Глаза у него были фиалковые.
Действительно — не серые, не синие, не голубые, но светло-фиолетовые, лилово-голубые — действительно фиалковые!
А волосы — видимо, светлые, как и у Ланы, но выкрашены, вернее — оттенены, какой-то совершенно невозможной серебристо-перламутровой краской! И завиты легкими локонами…
Это само по себе было чудно — я не видела, чтобы девушки-то так красили волосы! А парень…
Одет он был в костюм из фосфорицирующей белой ткани.
Курточка — несколько коротковата, между краем куртки и поясом штанов виднелась полоска тела… Костюм украшен мелкими светящимися «жемчужинками» и бахромой.
На ногах — белые ковбойские сапоги с бахромой.
На пальцах — множество тонких серебряных перстеньков.
В правом ухе — серьга с крупной настоящей жемчужиной…
…Я не знаю, как модно одеваться у современной молодежи — у всяких там рэйверов или как они называются! — может, в ночные клубы так и принято ходить… Но я ТАКОГО никогда не видела! Во всяком случае, по улицам ТАКИЕ не ходят.

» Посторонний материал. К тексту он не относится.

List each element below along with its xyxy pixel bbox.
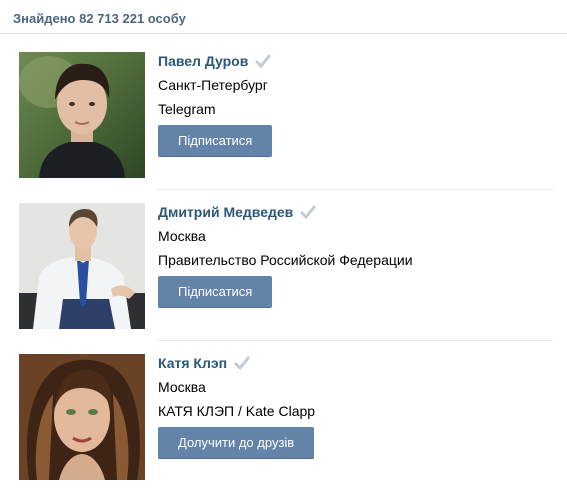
- results-count-header: Знайдено 82 713 221 особу: [0, 0, 567, 34]
- person-extra-info: Telegram: [158, 101, 216, 117]
- follow-button[interactable]: Підписатися: [158, 276, 273, 308]
- action-wrap: Підписатися: [158, 276, 413, 308]
- person-name-link[interactable]: Катя Клэп: [158, 355, 227, 371]
- name-row: Катя Клэп: [158, 354, 315, 372]
- divider: [157, 189, 553, 190]
- search-result-item: Катя Клэп Москва КАТЯ КЛЭП / Kate Clapp …: [0, 354, 567, 504]
- search-result-item: Павел Дуров Санкт-Петербург Telegram Під…: [0, 52, 567, 202]
- avatar[interactable]: [19, 203, 145, 329]
- verified-check-icon: [300, 205, 317, 220]
- add-friend-button[interactable]: Долучити до друзів: [158, 427, 315, 459]
- avatar-photo-durov: [19, 52, 145, 178]
- name-row: Дмитрий Медведев: [158, 203, 413, 221]
- person-info: Катя Клэп Москва КАТЯ КЛЭП / Kate Clapp …: [158, 354, 315, 459]
- action-wrap: Долучити до друзів: [158, 427, 315, 459]
- person-info: Павел Дуров Санкт-Петербург Telegram Під…: [158, 52, 273, 157]
- person-extra-info: КАТЯ КЛЭП / Kate Clapp: [158, 403, 316, 419]
- search-result-item: Дмитрий Медведев Москва Правительство Ро…: [0, 203, 567, 353]
- divider: [157, 340, 553, 341]
- action-wrap: Підписатися: [158, 125, 273, 157]
- avatar-photo-kate: [19, 354, 145, 480]
- person-extra-info: Правительство Российской Федерации: [158, 252, 413, 268]
- person-name-link[interactable]: Павел Дуров: [158, 53, 248, 69]
- results-count-text: Знайдено 82 713 221 особу: [13, 11, 186, 26]
- person-city: Москва: [158, 228, 206, 244]
- avatar-photo-medvedev: [19, 203, 145, 329]
- person-name-link[interactable]: Дмитрий Медведев: [158, 204, 293, 220]
- verified-check-icon: [233, 356, 251, 371]
- avatar[interactable]: [19, 354, 145, 480]
- person-info: Дмитрий Медведев Москва Правительство Ро…: [158, 203, 413, 308]
- person-city: Москва: [158, 379, 206, 395]
- avatar[interactable]: [19, 52, 145, 178]
- person-city: Санкт-Петербург: [158, 77, 268, 93]
- name-row: Павел Дуров: [158, 52, 272, 70]
- verified-check-icon: [255, 54, 272, 69]
- follow-button[interactable]: Підписатися: [158, 125, 273, 157]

Представляю, какими глазами смотрели на него соседки и вахтерша… А в метро?!
— Не беспокойтесь, — улыбнулся он, словно прочитав мои мысли. — Я приехал на машине.
У него были подкрашены глаза!
У него на губах был нанесен перламутровый блеск!
У него на ресницах была тушь — коричневая, объемная, нанесенная специальной щеточкой для завивки ресниц — уж я-то, женщина, хорошо знакома со всеми этими ухищрениями!
Боже…
Родственник моего мужа…
Я поспешила захлопнуть дверь за его спиной. Чтобы никто не дай бог не увидел, что он — к нам…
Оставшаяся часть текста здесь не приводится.